🔗 Chain Rule, Implicit Differentiation, and Partial Derivatives (Calculus for ML)

Posted Jul 1, 2025 Updated Jul 11, 2025

By Hoda Osama

8 min read

Before diving into neural networks or complex optimization, it’s critical to master three powerful tools in calculus: the Chain Rule, Implicit Differentiation, and Partial Derivatives.

In this post, you’ll learn:

How to apply the chain rule to composite functions
How implicit differentiation builds on the chain rule
How to differentiate multivariable functions with respect to one variable (partial differentiation)

📚 This post is part of the "Intro to Calculus" series

🔙 Previously: What is a Derivative? (Beginner’s Guide to Calculus for ML)

🔜 Next: Understanding the Jacobian – A Beginner’s Guide with 2D & 3D Examples

🔗 What is the Chain Rule?

The chain rule allows us to differentiate composite functions, i.e., functions inside other functions.

Let’s say:

\[ f(x) = h(p(x)) = \sin(x^2) \]

We treat the outer function \( h(u) = \sin(u) \), and the inner \( p(x) = x^2 \).

Using the chain rule:

\[ f’(x) = h’(p(x)) \cdot p’(x) = \cos(x^2) \cdot 2x \]

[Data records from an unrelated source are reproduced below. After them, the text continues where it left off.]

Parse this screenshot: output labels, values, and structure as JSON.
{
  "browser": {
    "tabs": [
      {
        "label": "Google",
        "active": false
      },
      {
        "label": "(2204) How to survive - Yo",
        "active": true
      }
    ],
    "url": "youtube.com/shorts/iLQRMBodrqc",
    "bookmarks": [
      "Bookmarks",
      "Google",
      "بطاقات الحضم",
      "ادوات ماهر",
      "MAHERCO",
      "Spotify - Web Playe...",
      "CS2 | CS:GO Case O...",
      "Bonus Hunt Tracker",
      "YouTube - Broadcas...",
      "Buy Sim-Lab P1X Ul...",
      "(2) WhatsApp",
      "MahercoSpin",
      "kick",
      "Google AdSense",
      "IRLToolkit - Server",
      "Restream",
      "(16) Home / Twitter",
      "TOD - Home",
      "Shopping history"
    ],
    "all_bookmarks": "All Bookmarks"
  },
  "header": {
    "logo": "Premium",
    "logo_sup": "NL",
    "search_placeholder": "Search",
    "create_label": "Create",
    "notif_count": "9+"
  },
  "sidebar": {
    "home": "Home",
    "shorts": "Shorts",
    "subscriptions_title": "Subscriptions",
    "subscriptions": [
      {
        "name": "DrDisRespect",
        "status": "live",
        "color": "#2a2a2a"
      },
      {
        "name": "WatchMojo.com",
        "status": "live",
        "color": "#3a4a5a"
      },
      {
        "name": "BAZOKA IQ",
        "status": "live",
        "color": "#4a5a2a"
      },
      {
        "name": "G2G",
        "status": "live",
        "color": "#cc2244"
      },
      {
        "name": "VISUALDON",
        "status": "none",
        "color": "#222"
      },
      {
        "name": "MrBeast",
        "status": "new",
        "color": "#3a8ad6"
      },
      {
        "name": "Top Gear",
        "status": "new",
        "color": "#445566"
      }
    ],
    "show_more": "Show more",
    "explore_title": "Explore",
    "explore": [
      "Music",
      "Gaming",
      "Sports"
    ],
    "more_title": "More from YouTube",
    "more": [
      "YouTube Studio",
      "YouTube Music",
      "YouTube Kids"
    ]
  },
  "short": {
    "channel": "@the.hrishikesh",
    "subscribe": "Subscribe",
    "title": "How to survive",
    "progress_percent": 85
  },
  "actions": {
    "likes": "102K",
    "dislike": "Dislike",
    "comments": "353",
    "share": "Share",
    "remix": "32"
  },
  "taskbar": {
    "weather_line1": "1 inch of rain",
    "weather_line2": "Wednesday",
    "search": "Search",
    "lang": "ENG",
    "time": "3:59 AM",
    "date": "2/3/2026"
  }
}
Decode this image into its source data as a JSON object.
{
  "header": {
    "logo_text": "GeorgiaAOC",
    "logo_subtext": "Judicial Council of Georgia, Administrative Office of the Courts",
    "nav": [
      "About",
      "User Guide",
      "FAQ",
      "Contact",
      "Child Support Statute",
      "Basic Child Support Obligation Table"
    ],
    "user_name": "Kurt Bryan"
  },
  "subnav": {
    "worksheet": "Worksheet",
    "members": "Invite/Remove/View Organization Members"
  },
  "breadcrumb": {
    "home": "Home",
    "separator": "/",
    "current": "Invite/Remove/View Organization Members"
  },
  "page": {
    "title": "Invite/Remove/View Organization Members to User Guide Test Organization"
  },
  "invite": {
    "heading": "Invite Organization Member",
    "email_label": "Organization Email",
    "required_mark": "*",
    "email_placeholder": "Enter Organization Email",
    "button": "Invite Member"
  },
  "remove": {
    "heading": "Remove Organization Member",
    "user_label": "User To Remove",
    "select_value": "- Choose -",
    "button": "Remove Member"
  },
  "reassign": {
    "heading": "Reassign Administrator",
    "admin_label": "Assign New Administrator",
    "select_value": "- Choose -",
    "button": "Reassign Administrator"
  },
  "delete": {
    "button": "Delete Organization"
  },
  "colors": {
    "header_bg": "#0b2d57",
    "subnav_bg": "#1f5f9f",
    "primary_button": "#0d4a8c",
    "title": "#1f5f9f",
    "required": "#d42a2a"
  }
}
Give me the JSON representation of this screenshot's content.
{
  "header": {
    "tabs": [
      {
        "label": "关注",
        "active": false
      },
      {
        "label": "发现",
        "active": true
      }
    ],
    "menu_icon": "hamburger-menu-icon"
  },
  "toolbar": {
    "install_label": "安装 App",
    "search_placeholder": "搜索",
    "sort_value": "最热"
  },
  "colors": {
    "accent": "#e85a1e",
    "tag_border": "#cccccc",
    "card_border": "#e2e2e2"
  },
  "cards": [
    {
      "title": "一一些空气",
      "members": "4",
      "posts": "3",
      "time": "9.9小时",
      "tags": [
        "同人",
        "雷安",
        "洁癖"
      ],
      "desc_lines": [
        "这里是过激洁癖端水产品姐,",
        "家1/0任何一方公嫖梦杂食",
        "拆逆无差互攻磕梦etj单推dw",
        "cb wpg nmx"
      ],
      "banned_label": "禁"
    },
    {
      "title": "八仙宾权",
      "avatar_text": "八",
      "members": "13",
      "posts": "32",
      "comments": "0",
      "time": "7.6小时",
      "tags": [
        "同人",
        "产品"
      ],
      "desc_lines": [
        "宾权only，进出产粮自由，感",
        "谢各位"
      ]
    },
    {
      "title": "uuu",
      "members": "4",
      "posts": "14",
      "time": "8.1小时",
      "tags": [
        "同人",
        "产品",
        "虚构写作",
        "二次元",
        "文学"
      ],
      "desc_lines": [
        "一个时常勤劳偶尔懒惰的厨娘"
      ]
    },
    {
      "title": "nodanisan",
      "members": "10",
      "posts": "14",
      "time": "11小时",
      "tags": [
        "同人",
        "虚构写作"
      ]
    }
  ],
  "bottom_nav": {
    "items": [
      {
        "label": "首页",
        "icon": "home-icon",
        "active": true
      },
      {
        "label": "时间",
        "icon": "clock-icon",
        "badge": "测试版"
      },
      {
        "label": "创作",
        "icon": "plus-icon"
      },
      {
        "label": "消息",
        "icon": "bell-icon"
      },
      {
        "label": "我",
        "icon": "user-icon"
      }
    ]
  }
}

✅ So, the derivative of \( \sin(x^2) \) is \( 2x \cdot \cos(x^2) \)

🧠 Another Chain Rule Example (Step-by-Step)

Let’s find the derivative of:

\[ f(x) = \ln(3x^2 + 1) \]

This function has a function inside a function, which is exactly when we use the chain rule.

🔹 Step 1: Identify the Inner and Outer Functions

We rewrite the function as:

\[ f(x) = h(p(x)) \]

Where:

The inner function is: \( p(x) = 3x^2 + 1 \)
The outer function is: \( h(u) = \ln(u) \), with \( u = p(x) \)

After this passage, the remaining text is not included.